Checkers & Draughts Wiki

Russkie Shashki (Русские шашки), also known as Russian Checkers or Russian Draughts in the west, is a very popular variant of checkers in Russia. The game is also played in Belarus, Ukraine, Estonia and among Russian Jews in Israel. It is also widespread among Russian Germans who returned to Germany after the Fall of Communism in 1989. The are national organizations promoting the game, tournaments and even world championships.

Shashki can be played online on BrainKing, Checkersland, igGameCenter and Ludoteka.


The board is an 8×8 grid, with alternating dark and light squares. The left down square field should be dark.

Each player starts with 12 pieces on the three rows closest to their own side, as shown in the diagram above.

The white (lighter color) side moves first. Players then alternate moves.

The men move diagonally forward to the next square, when nothing can be captured.

When a piece reaches the furthest row from the player who controls that piece, it is crowned and becomes a damka (дамка - literally: "lady"). One of the pieces which had been captured is placed on top of it so that it is twice as high as a single piece.

If a man reaches the last row by capturing an enemy piece (i.e. by jumping over it) and it can continue to capture additional enemy pieces as a damka then the move must be continued.

Crowned pieces can move freely multiple steps in any diagonal direction exactly like a Bishop in chess.

Men capture opponents pieces that are diagonally adjacent to them by moving two consecutive steps in the same direction, jumping over the opponent's piece on the first step. Jumping can be done forward and backward. Multiple opposing pieces may be captured in a single turn provided this is done by successive jumps made by a single piece. These jumps do not need to be in the same direction but may zigzag changing diagonal direction. A 180° turn, however, is not permitted. A piece that is jumped is captured and removed from the board, when the move is completed (but not during jumping). Jumping is mandatory and cannot be passed up to make a non-jumping move, nor can fewer than the maximum jumps possible be taken in a multiple-jump move. When there is more than one way for a player to jump, one may choose which sequence to make, not necessarily the sequence that will result in the most amount of captures. However, one must make all the captures in that sequence.

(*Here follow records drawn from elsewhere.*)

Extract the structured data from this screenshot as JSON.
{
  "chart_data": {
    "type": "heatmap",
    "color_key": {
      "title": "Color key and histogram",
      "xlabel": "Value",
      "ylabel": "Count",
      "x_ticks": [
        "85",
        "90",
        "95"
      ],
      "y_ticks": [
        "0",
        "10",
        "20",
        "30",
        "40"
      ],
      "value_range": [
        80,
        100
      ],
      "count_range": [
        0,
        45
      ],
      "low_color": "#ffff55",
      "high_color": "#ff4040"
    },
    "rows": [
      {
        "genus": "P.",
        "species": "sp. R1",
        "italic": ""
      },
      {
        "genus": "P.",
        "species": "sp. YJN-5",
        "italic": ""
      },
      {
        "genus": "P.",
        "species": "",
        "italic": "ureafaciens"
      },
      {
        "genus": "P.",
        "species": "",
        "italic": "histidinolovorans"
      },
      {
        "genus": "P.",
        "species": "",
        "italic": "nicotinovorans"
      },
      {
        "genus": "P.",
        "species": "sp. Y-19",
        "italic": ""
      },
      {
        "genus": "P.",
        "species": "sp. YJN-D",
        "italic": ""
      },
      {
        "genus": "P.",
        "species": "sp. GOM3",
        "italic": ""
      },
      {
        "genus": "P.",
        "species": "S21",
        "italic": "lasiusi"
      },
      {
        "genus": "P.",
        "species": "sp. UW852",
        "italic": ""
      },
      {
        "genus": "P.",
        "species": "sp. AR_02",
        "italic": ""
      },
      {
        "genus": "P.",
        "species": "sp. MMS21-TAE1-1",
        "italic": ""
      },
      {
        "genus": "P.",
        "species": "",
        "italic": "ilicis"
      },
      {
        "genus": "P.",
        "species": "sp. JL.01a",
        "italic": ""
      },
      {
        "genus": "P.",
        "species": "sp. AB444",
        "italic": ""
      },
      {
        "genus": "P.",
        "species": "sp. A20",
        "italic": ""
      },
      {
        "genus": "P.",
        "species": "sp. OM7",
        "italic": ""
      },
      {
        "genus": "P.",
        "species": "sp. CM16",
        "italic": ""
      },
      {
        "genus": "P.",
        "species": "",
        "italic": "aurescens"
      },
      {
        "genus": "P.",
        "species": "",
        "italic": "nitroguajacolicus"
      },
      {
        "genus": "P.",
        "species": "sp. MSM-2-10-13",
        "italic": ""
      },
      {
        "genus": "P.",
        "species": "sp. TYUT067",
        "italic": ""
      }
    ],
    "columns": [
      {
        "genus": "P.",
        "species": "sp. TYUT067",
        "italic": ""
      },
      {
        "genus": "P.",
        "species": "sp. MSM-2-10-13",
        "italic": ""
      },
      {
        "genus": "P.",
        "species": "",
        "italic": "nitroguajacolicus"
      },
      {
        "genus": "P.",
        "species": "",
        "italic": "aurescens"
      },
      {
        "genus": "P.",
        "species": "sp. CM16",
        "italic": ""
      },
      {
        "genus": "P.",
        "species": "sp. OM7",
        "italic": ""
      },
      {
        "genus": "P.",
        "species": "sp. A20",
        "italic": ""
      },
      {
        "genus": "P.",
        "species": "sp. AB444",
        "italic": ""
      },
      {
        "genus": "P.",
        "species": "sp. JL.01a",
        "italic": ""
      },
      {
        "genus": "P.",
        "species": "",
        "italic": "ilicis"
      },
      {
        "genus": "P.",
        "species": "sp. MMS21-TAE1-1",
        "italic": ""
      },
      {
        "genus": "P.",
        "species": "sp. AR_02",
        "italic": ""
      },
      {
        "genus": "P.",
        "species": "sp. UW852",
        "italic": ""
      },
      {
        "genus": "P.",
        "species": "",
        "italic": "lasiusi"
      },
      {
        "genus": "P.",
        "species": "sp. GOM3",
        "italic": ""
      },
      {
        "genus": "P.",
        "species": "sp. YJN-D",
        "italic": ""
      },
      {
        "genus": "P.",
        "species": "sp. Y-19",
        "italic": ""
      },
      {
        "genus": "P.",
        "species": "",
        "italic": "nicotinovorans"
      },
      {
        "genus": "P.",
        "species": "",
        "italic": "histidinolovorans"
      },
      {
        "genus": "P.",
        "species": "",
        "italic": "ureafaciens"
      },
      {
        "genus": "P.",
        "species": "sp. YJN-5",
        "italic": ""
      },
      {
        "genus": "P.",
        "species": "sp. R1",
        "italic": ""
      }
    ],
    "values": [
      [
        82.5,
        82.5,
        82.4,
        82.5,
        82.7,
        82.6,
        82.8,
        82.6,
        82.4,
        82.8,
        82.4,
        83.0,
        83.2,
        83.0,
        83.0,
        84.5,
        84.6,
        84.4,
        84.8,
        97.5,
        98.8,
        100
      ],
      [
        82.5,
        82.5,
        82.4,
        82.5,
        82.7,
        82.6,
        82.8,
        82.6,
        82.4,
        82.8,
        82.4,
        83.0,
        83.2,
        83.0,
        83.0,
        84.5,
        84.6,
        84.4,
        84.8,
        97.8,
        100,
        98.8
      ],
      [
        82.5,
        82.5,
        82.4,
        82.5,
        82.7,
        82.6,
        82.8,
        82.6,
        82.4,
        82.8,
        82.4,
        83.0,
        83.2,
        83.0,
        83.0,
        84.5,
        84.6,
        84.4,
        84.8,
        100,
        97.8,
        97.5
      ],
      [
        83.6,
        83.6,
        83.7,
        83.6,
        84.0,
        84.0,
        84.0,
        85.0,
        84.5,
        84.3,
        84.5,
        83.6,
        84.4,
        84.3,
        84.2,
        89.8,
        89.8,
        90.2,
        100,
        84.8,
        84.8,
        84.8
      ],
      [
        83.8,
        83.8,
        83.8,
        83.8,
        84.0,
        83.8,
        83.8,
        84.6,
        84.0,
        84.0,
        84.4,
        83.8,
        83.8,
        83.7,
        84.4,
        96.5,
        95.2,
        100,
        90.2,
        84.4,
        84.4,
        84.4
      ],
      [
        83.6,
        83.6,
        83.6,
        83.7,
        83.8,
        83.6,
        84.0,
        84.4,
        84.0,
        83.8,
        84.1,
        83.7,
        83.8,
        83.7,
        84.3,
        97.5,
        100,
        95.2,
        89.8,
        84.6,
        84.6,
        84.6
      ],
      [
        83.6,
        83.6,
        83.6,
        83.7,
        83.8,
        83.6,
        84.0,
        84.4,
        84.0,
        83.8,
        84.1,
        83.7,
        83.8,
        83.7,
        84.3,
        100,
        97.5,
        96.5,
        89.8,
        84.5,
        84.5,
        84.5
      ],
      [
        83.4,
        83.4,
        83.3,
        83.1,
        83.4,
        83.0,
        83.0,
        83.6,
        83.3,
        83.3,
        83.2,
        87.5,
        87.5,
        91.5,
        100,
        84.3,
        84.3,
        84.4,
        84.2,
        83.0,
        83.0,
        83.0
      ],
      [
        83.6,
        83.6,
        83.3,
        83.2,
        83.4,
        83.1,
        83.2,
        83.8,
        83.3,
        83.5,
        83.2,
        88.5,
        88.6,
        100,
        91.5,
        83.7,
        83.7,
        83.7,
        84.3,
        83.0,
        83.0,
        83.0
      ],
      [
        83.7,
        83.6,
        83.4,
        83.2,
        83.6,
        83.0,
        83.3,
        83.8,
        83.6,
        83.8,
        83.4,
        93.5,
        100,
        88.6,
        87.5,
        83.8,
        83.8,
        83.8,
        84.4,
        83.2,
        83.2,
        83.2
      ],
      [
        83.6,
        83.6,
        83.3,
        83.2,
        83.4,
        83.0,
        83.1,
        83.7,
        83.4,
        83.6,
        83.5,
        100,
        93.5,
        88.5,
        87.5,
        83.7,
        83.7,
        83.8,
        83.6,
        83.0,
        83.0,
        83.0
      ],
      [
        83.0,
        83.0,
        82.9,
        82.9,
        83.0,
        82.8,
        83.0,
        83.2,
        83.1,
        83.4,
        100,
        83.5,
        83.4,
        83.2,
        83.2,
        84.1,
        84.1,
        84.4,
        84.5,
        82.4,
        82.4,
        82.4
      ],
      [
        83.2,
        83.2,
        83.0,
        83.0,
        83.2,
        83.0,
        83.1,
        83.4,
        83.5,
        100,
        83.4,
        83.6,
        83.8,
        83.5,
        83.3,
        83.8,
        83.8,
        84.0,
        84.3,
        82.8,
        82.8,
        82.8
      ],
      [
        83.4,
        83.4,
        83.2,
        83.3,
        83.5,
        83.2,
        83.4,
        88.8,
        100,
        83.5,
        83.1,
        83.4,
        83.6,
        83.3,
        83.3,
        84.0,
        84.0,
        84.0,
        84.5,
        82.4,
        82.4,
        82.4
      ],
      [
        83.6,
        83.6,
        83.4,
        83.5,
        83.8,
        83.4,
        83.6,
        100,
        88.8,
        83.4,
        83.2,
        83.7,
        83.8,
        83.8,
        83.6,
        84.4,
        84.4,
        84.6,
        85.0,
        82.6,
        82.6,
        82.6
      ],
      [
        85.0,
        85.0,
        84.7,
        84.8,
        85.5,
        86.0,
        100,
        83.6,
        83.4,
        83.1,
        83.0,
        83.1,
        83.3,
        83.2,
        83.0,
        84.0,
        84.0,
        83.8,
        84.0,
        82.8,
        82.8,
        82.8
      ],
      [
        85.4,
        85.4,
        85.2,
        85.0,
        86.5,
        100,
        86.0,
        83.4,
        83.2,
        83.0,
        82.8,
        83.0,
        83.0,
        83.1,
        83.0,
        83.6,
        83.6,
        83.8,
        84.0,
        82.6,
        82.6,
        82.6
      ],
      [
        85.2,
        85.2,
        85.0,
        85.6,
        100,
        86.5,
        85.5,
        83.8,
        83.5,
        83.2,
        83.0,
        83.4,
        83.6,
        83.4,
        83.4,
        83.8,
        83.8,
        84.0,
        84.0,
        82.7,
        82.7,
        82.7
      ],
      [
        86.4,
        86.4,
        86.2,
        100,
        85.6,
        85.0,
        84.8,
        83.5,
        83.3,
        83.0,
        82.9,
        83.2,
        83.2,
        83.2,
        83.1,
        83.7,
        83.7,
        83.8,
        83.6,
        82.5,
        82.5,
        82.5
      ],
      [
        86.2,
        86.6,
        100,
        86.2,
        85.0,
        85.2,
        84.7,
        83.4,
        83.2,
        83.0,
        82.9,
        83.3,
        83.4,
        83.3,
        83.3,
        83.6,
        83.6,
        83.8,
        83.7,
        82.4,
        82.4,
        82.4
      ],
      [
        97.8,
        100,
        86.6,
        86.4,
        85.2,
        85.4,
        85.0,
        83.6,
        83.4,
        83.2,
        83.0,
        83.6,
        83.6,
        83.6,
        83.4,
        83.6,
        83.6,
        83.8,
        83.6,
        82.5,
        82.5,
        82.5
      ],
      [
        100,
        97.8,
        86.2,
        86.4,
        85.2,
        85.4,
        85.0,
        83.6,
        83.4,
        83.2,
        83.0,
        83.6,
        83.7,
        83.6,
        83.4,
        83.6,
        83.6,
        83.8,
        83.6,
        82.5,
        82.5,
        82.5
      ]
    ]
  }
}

A damka jumps over and hence capture an opponent piece some distance away and choose where to stop afterwards. If an ordinary piece moves into the damka's row from a jump and it can continue to jump backwards as a damka then the move should be continued. Also if there is a piece in the damka's path that can be captured, the damka must capture it, provided it's the player's move. There is no choice whether to do it or not, but the player can choose where to land after the capture.

A player wins by leaving the opposing player with no legal moves, i.e. by capturing or blocking all of the opposing player's pieces.